Each child who approached the wall needed me to be more confident than they felt. So I automatically put on a positive attitude and bolstered them with encouragement as I clipped the rope to their harnesses.
“You won’t fall,” I told the boy-cub clinging to the wall. “I won’t let you.”
He seemed to consider it and looked around for his next step up. Then he peeked again.
“But what happens if I fall?”
I anchored myself with a wider stance and bent knees so I wouldn’t lose balance. Braking the rope, I offered, “Put your hands on the rope, and I’ll show you.” I wanted to prove he couldn’t come down as long as the rope held him up.
He took the rope in one shaking hand and then changed his mind. The spectators cheered louder as he found a new handhold and pulled a foot closer to the top. The next time he looked down, he said he was done. The fear of falling kept him from going any further.
Down on the ground, it was easy for me to think he should have trusted me more. I knew he was safe. But if real life is like rock climbing, I wonder if my faith in God is any stronger than that boy’s in me. If God told me to let go of the wall and dangle from my harness, would I? Or do I try to make it one foot higher on my own strength before giving up, afraid to fall?
Isn’t it interesting how close the word “fall” is to “fail”? How many times has fear of failing stopped me from reaching my goals? Like a self-fulfilling prophecy. Yet when fear glues me to the wall, God tells me I won’t fall, not because of my own ability, but because he holds my rope. My mistakes won’t mean my death because he won’t let me go. He points out the footholds I can’t see and encourages me to keep climbing.
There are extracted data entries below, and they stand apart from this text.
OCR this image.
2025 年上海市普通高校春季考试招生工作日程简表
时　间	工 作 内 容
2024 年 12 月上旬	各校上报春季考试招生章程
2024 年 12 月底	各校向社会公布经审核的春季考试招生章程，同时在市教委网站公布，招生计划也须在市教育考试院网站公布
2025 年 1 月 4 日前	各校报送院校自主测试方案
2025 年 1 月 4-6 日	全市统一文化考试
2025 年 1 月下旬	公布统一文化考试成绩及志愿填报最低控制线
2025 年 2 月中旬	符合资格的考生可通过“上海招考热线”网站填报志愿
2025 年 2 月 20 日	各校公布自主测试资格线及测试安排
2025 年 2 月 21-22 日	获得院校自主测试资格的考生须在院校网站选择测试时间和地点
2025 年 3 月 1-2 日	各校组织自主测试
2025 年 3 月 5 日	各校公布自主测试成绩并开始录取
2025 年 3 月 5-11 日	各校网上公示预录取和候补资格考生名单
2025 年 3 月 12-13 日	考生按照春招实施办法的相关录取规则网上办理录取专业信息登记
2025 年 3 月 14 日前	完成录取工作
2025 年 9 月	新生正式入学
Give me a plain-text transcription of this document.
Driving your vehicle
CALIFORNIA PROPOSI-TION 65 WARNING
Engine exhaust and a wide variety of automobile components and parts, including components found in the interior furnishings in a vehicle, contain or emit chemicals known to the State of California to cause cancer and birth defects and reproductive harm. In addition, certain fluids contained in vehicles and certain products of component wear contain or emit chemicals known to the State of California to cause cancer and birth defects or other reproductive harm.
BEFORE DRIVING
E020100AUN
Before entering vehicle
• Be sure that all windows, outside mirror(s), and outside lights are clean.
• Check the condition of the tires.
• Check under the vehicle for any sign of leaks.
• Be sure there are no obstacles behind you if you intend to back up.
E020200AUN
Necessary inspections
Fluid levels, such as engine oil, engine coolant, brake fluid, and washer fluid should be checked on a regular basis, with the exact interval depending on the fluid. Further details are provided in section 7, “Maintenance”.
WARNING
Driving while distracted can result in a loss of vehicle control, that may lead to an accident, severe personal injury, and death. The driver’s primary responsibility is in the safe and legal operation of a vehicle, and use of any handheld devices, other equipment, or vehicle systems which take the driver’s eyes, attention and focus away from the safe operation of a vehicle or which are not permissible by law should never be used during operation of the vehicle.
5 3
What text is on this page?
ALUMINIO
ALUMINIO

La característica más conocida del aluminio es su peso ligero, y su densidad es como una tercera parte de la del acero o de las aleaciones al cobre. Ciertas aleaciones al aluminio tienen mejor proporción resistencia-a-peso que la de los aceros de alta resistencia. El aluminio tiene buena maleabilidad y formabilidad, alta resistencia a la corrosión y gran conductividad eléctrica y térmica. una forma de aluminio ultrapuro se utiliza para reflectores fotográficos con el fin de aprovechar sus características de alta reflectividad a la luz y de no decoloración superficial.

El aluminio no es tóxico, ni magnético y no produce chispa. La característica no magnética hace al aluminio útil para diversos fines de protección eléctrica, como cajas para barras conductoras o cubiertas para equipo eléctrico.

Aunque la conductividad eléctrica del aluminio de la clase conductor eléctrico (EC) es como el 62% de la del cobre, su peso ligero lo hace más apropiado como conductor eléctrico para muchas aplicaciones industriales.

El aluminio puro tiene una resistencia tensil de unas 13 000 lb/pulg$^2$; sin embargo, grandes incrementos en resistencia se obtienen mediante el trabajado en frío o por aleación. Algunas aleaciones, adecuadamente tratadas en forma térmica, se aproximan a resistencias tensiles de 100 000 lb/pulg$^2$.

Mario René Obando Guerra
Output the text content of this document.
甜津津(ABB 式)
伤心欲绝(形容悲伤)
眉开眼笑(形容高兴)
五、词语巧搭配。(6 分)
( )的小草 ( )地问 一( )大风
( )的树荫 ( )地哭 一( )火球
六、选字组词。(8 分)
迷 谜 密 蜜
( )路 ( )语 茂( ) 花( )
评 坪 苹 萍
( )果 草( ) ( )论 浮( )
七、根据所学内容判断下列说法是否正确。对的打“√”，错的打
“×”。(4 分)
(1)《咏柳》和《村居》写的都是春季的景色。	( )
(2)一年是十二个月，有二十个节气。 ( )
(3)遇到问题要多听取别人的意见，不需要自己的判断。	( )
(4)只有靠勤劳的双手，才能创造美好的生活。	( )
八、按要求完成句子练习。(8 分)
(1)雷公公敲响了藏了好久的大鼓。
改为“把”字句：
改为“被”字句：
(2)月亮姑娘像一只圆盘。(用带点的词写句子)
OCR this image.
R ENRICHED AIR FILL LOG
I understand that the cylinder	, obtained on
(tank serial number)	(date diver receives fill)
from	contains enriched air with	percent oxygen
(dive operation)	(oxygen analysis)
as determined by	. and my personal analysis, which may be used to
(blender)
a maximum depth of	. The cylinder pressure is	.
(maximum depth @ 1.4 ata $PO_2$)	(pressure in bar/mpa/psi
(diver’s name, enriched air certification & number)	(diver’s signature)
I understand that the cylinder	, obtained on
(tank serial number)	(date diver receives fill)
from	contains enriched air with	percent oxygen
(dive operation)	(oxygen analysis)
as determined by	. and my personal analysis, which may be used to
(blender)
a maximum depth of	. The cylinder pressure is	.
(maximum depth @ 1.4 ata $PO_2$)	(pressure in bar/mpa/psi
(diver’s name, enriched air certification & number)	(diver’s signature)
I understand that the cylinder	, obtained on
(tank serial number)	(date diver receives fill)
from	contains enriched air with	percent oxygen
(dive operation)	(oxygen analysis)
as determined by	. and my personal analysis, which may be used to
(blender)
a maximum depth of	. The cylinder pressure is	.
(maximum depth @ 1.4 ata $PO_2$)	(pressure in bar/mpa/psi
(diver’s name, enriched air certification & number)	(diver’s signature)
With confidence in him, not myself, I can go on. It’s still hard work, of course, and my body will be sore from the effort. But I’m not on my own.
Later in the day, a girl told me she was worried about her injured back but she wanted to ring the bell at the top. I reassured her she could come down whenever she was ready. She started off well and then slowed about a third of the way. She had trouble finding her next steps. She squatted down instead of extending up. Her arms got tired.
The girl said she needed to rest, so I told her to let go of the wall and I would hold her up. She hung from the rope until she felt ready to continue. She took longer than any of the other kids that day, but she went to the top and finally rang that bell. When she came down, she breathed hard and said her arms hurt but her expression revealed something else.
The boy came down in shaking fear. She returned to earth in blooming awe and joy.
“Don’t be afraid, for I am with you.
Don’t be discouraged, for I am your God.
I will strengthen you and help you.
I will hold you up with my victorious right hand.”